Local protests are said to be rising in frequency and intensity, McKinsey says.  The government is reluctant to begin visible clampdowns in a Twitter and SnapChat-filled communications world.  There is, the author says, a growing resistance to building more pollution-generating projects like mining and chemical ventures in the countryside.

As the push for infrastructure spending increases, the issue of capital efficiency will come to the fore.  Efficient use of capital, some research has shown, is a key for countries to breakout from emerging market status to that of a developed economy.  Chinese capital utilization has been splashy and visible, but not necessarily efficient.
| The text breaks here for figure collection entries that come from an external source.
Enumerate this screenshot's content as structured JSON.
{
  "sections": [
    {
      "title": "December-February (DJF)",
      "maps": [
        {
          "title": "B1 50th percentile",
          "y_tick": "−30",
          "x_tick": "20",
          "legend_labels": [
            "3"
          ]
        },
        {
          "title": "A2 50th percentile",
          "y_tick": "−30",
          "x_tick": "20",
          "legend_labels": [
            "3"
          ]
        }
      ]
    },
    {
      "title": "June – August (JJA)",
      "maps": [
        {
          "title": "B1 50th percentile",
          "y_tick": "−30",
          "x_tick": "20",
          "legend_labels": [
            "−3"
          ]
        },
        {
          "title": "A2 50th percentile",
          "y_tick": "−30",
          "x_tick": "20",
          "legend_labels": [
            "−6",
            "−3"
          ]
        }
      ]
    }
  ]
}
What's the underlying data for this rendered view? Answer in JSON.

Online retailing may turn traditional Chinese store retailing on its ear.  A particular model being used by Chinese-American entrepreneurs in the U.S. may work very well in China.  The model produces frequently changing designs of consumer textile products on small runs, which encourages new orders and established customers to frequently check the offerings.  If this model were exported to China where labor rates are lower, it might work.  The point is that traditional big box retailing might not have a future in China apart from the super-cities.

Middle class parents are said to be hedging their bets by enrolling their young students in foreign boarding schools, as their parents also acquire property in these countries, from Switzerland to the United States.
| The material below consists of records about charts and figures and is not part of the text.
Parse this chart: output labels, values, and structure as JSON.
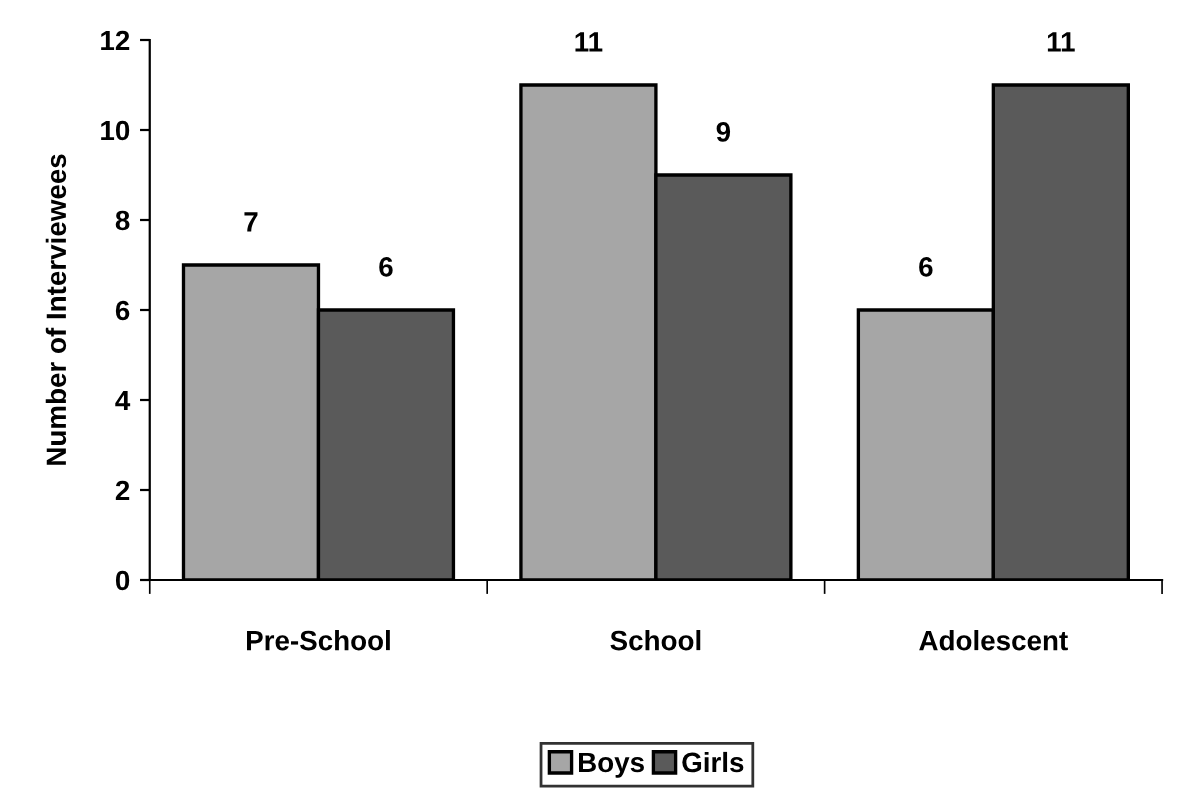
{
  "chart_data": {
    "type": "bar",
    "ylabel": "Number of Interviewees",
    "categories": [
      "Pre-School",
      "School",
      "Adolescent"
    ],
    "series": [
      {
        "name": "Boys",
        "color": "#a6a6a6",
        "values": [
          7,
          11,
          6
        ]
      },
      {
        "name": "Girls",
        "color": "#5a5a5a",
        "values": [
          6,
          9,
          11
        ]
      }
    ],
    "ylim": [
      0,
      12
    ],
    "yticks": [
      0,
      2,
      4,
      6,
      8,
      10,
      12
    ],
    "data_labels": true,
    "legend": "bottom",
    "grid": false
  }
}
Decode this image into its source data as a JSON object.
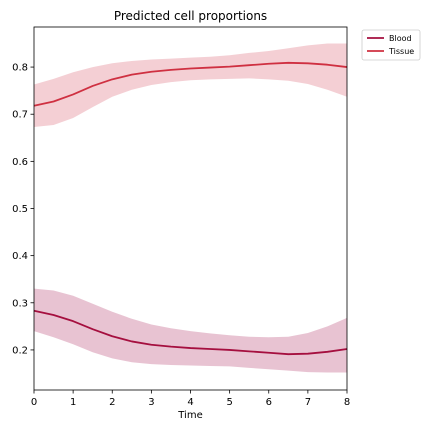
{
  "chart_data": {
    "type": "line",
    "title": "Predicted cell proportions",
    "xlabel": "Time",
    "ylabel": "",
    "xlim": [
      0,
      8
    ],
    "ylim": [
      0.115,
      0.885
    ],
    "x_ticks": [
      0,
      1,
      2,
      3,
      4,
      5,
      6,
      7,
      8
    ],
    "x_tick_labels": [
      "0",
      "1",
      "2",
      "3",
      "4",
      "5",
      "6",
      "7",
      "8"
    ],
    "y_ticks": [
      0.2,
      0.3,
      0.4,
      0.5,
      0.6,
      0.7,
      0.8
    ],
    "y_tick_labels": [
      "0.2",
      "0.3",
      "0.4",
      "0.5",
      "0.6",
      "0.7",
      "0.8"
    ],
    "grid": false,
    "legend_position": "outside-top-right",
    "x": [
      0,
      0.5,
      1,
      1.5,
      2,
      2.5,
      3,
      3.5,
      4,
      4.5,
      5,
      5.5,
      6,
      6.5,
      7,
      7.5,
      8
    ],
    "series": [
      {
        "name": "Blood",
        "color": "#a50f3f",
        "band_color": "#e4b8ca",
        "values": [
          0.283,
          0.274,
          0.261,
          0.244,
          0.229,
          0.218,
          0.211,
          0.207,
          0.204,
          0.202,
          0.2,
          0.197,
          0.194,
          0.191,
          0.192,
          0.196,
          0.202
        ],
        "upper": [
          0.33,
          0.326,
          0.315,
          0.298,
          0.281,
          0.266,
          0.254,
          0.246,
          0.24,
          0.235,
          0.231,
          0.228,
          0.227,
          0.228,
          0.236,
          0.25,
          0.268
        ],
        "lower": [
          0.24,
          0.227,
          0.212,
          0.195,
          0.182,
          0.174,
          0.17,
          0.168,
          0.167,
          0.166,
          0.165,
          0.162,
          0.159,
          0.156,
          0.153,
          0.152,
          0.152
        ]
      },
      {
        "name": "Tissue",
        "color": "#cf3041",
        "band_color": "#f2c7cd",
        "values": [
          0.718,
          0.727,
          0.742,
          0.76,
          0.774,
          0.784,
          0.79,
          0.794,
          0.797,
          0.799,
          0.801,
          0.804,
          0.807,
          0.809,
          0.808,
          0.805,
          0.8
        ],
        "upper": [
          0.763,
          0.775,
          0.789,
          0.8,
          0.808,
          0.813,
          0.816,
          0.818,
          0.82,
          0.822,
          0.825,
          0.83,
          0.834,
          0.84,
          0.846,
          0.85,
          0.85
        ],
        "lower": [
          0.673,
          0.677,
          0.692,
          0.715,
          0.737,
          0.752,
          0.762,
          0.768,
          0.772,
          0.774,
          0.775,
          0.776,
          0.774,
          0.771,
          0.764,
          0.752,
          0.737
        ]
      }
    ]
  }
}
Foreign investors, McKinsey says, are increasing their investment in the Chinese Super League, as football club prices in England's Premier League are at relatively stratospheric levels for the top clubs.  This would be a good sign and a potentially good way for foreign investors to indirectly play the rise in consumer income and wealth.  It remains to be seen how, and if, foreign investors can make money and achieve liquidity.

China is increasingly looking to take stakes in foreign agriculture, as it is already the second largest importer of rice and barley, and among the top ten importers of corn.  The country already leases hundreds of thousands of hectares of crop land from Australia to Kazakhstan for growing soybeans. Moving large volumes of grains, seeds and oils is probably one factor in the interesting venture recently announced among Cargill, private equity and Chinese shipbuilders.

Smart, agile traders will have some money making opportunities in the next few years as the Chinese economy adjusts to longstanding imbalances and begins a different stage in its economic development.